Dieser kleine Aufsatz geht auf eine Ausstellung mit Werken von Thomas Jastram zurück, die im Jahr 2016 in Dresden gezeigt wurde. Ich hatte dazu einige Gedanken entwickelt, ohne mich als Kunstkenner zu bezeichnen. Öffentlich sollten sich Menschen nur zu Dingen äußern, die ihnen zumindest vertraut sind. Eine Weisheit die gegenwärtig, jedenfalls nach meinem Eindruck, nicht mehr überall die hinreichende Beobachtung erfährt.

Darum habe ich über die Stellung des Kunstwerks in unserer Welt nachgedacht und das aus einer vor allem theologischen Perspektive. Es ist hier also etwas nachzulesen, was im Zusammenhang mit der Betrachtung von Kunst inzwischen eher ungewöhnlich geworden ist. Wer bereits an dieser Stelle innerlich das Interesse verliert, dem will ich zum Trost versichern, das Lesen dauert höchstens eine Viertelstunde!
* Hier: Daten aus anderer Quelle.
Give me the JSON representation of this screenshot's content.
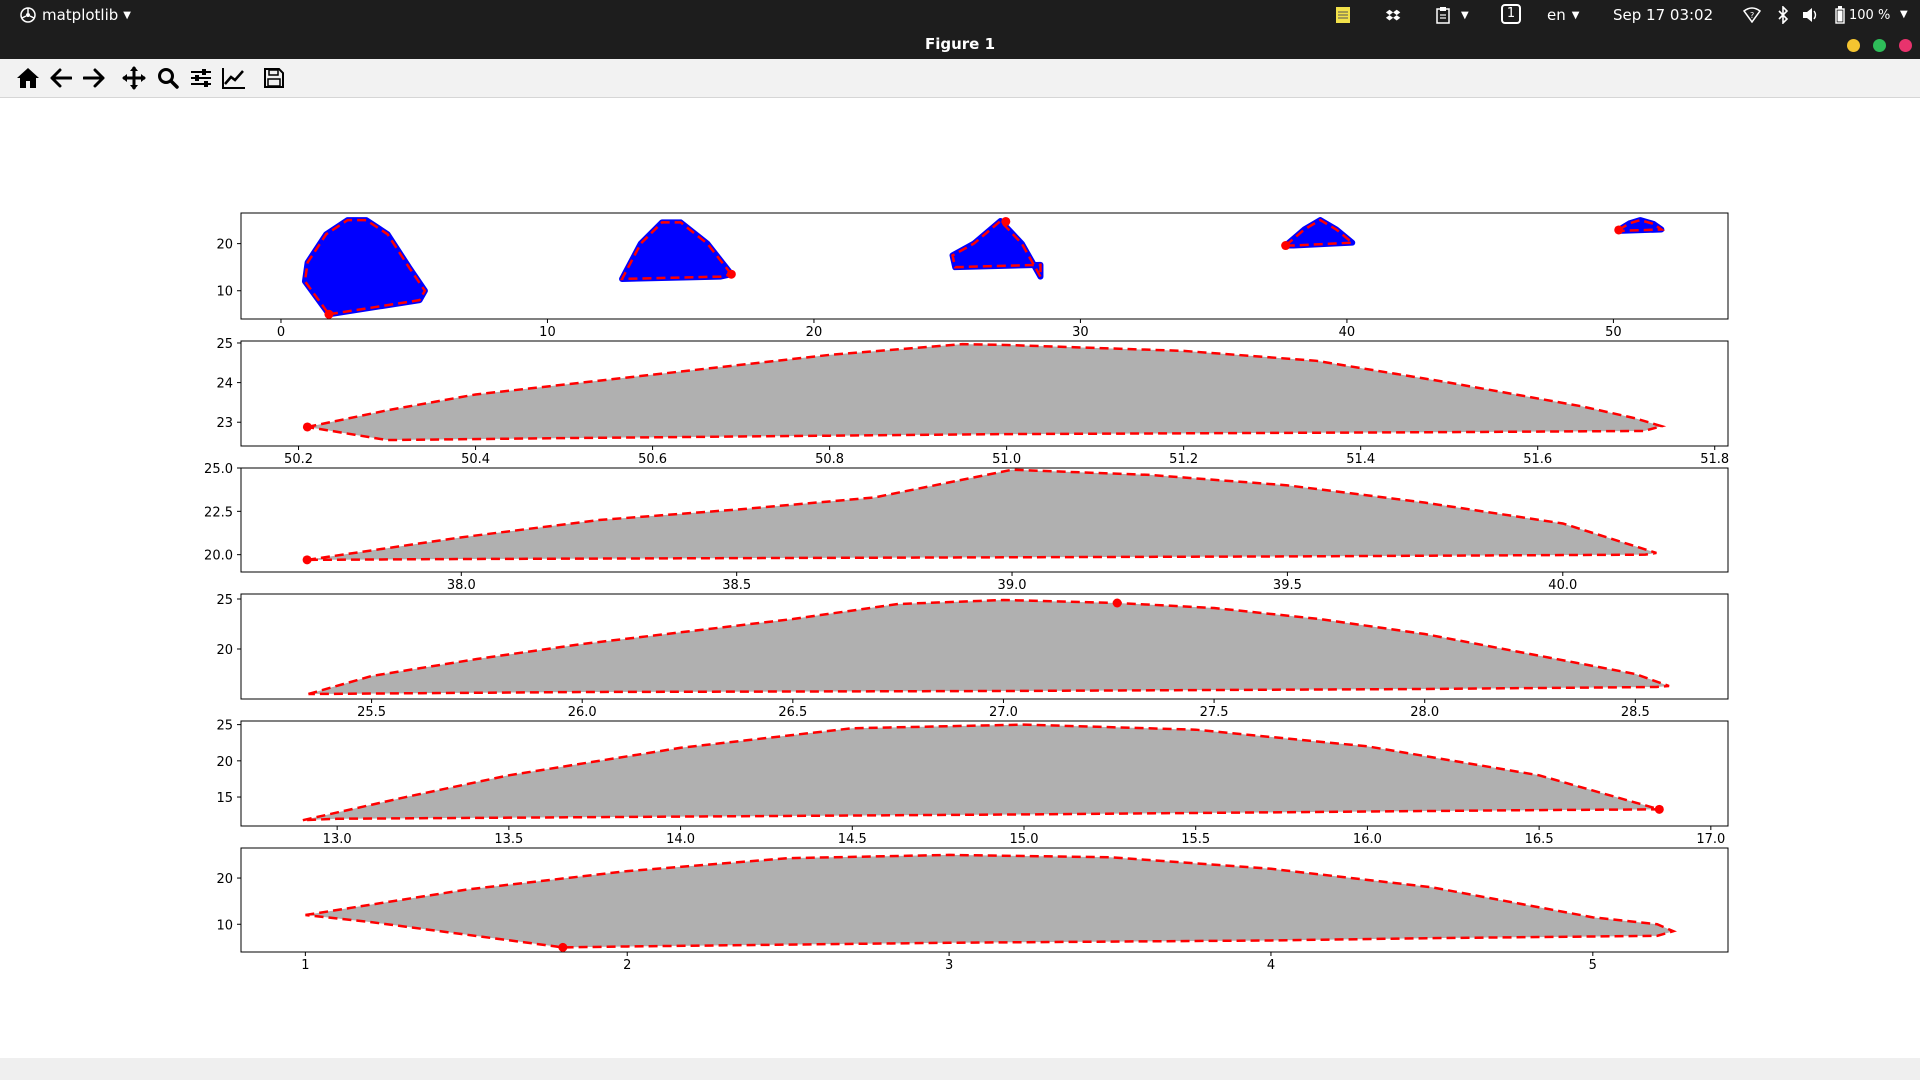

Caroline Schlegel schrieb 1801 an ihren Mann August Wilhelm:

„O mein Freund, wiederhole es Dir unaufhörlich, wie kurz das Leben ist, und das nichts so wahrhaftig existiert als ein Kunstwerk – Kritik geht unter, leibliche Geschlechter verlöschen, Systeme wechseln, aber wenn die Welt einmal aufbrennt wie ein Papierschnitzel, so werden die Kunstwerke die letzten lebendigen Funken seyn die in das Haus Gottes gehen – dann erst komt Finsterniß.“

Der GekreuzigteHier sind alle Stichworte genannt, an denen entlang ich über Kunst nachdenken will. Es ist auf die Kürze des Lebens verwiesen worden, es steht die Möglichkeit zu einer wahrhaftigen Existenz im Raum, und es wird das Haus Gottes ersehnt. In diesem Dreieck steht die Kunst.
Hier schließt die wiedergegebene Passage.